Figure 7: Bootstrap sensitivity analysis demonstrating methodological robustness for fit statistics aggregation.

Figure 8: SEPC analysis of latent structure misfit quantifies underestimation and overestimation of inter-benchmark relationships.

Figure 9: SEPC map post residual variance freeing, indicating item-level local dependence and misspecification.

Figure 10: Effect size change diagram reveals latent structure under-/overestimation by freeing residual variance per benchmark.

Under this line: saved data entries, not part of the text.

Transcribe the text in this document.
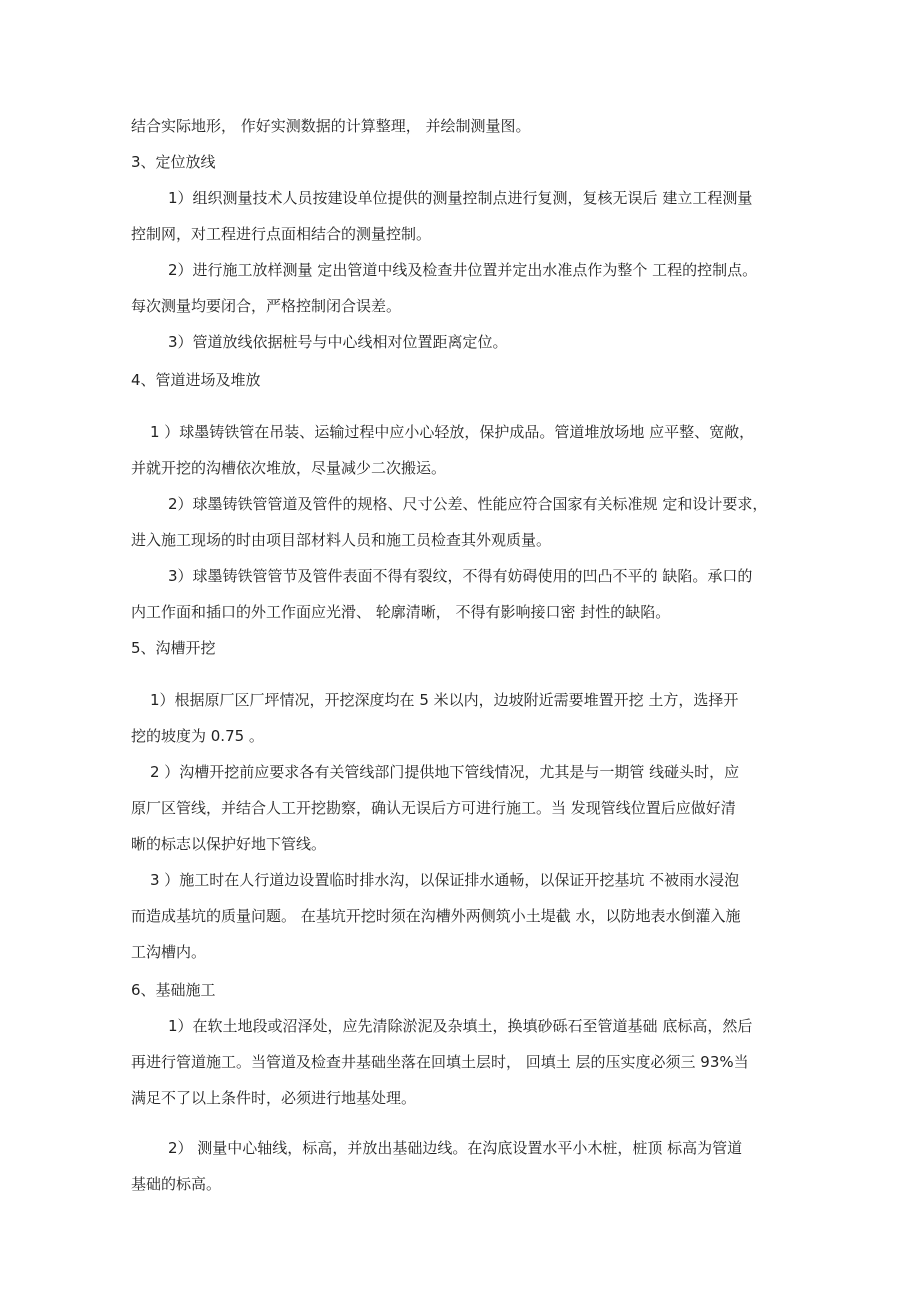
结合实际地形， 作好实测数据的计算整理， 并绘制测量图。
3、定位放线
1）组织测量技术人员按建设单位提供的测量控制点进行复测，复核无误后 建立工程测量
控制网，对工程进行点面相结合的测量控制。
2）进行施工放样测量 定出管道中线及检查井位置并定出水准点作为整个 工程的控制点。
每次测量均要闭合，严格控制闭合误差。
3）管道放线依据桩号与中心线相对位置距离定位。
4、管道进场及堆放
1 ）球墨铸铁管在吊装、运输过程中应小心轻放，保护成品。管道堆放场地 应平整、宽敞，
并就开挖的沟槽依次堆放，尽量减少二次搬运。
2）球墨铸铁管管道及管件的规格、尺寸公差、性能应符合国家有关标准规 定和设计要求，
进入施工现场的时由项目部材料人员和施工员检查其外观质量。
3）球墨铸铁管管节及管件表面不得有裂纹，不得有妨碍使用的凹凸不平的 缺陷。承口的
内工作面和插口的外工作面应光滑、 轮廓清晰， 不得有影响接口密 封性的缺陷。
5、沟槽开挖
1）根据原厂区厂坪情况，开挖深度均在 5 米以内，边坡附近需要堆置开挖 土方，选择开
挖的坡度为 0.75 。
2 ）沟槽开挖前应要求各有关管线部门提供地下管线情况，尤其是与一期管 线碰头时，应
原厂区管线，并结合人工开挖勘察，确认无误后方可进行施工。当 发现管线位置后应做好清
晰的标志以保护好地下管线。
3 ）施工时在人行道边设置临时排水沟，以保证排水通畅，以保证开挖基坑 不被雨水浸泡
而造成基坑的质量问题。 在基坑开挖时须在沟槽外两侧筑小土堤截 水，以防地表水倒灌入施
工沟槽内。
6、基础施工
1）在软土地段或沼泽处，应先清除淤泥及杂填土，换填砂砾石至管道基础 底标高，然后
再进行管道施工。当管道及检查井基础坐落在回填土层时， 回填土 层的压实度必须三 93%当
满足不了以上条件时，必须进行地基处理。
2） 测量中心轴线，标高，并放出基础边线。在沟底设置水平小木桩，桩顶 标高为管道
基础的标高。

Implications and Future Directions

Measurement-Theoretic Reframing

This work reframes AI benchmark ecosystems as measurement systems requiring explicit psychometric modeling and statistical validation. Benchmarks should not be treated as independent test suites; their scores reflect interrelated latent abilities and artifact-induced confounding. Methodological rigor—variance decomposition, latent structure hypothesis testing, and noise-controlled inference—is essential for credible claims regarding model capability, scaling, and training intervention efficacy.

Reliability and Trustworthy Rankings

Reliability of leaderboard rankings is conditional on ecosystem features. The prominent contributor effect suggests that human-driven implementation decisions (data mixtures, fine-tuning recipes, documentation) are more influential than architecture or deployment alone. Researchers focused on architecture-centric evaluation should treat provenance as a nuisance and adjust uncertainty accordingly.

Scaling Law Generalizability

Scaling laws are demonstrated to be context-dependent; a single scaling slope is misleading. The vector of scaling effects provides a capability-specific profile. For knowledge benchmarks, scaling drives improvement; for complex reasoning tasks, scaling yields diminishing returns after noise controls. Methodological innovations—such as mixed-effects latent regression—should be adopted universally to disentangle genuine scaling from ecosystem confounding.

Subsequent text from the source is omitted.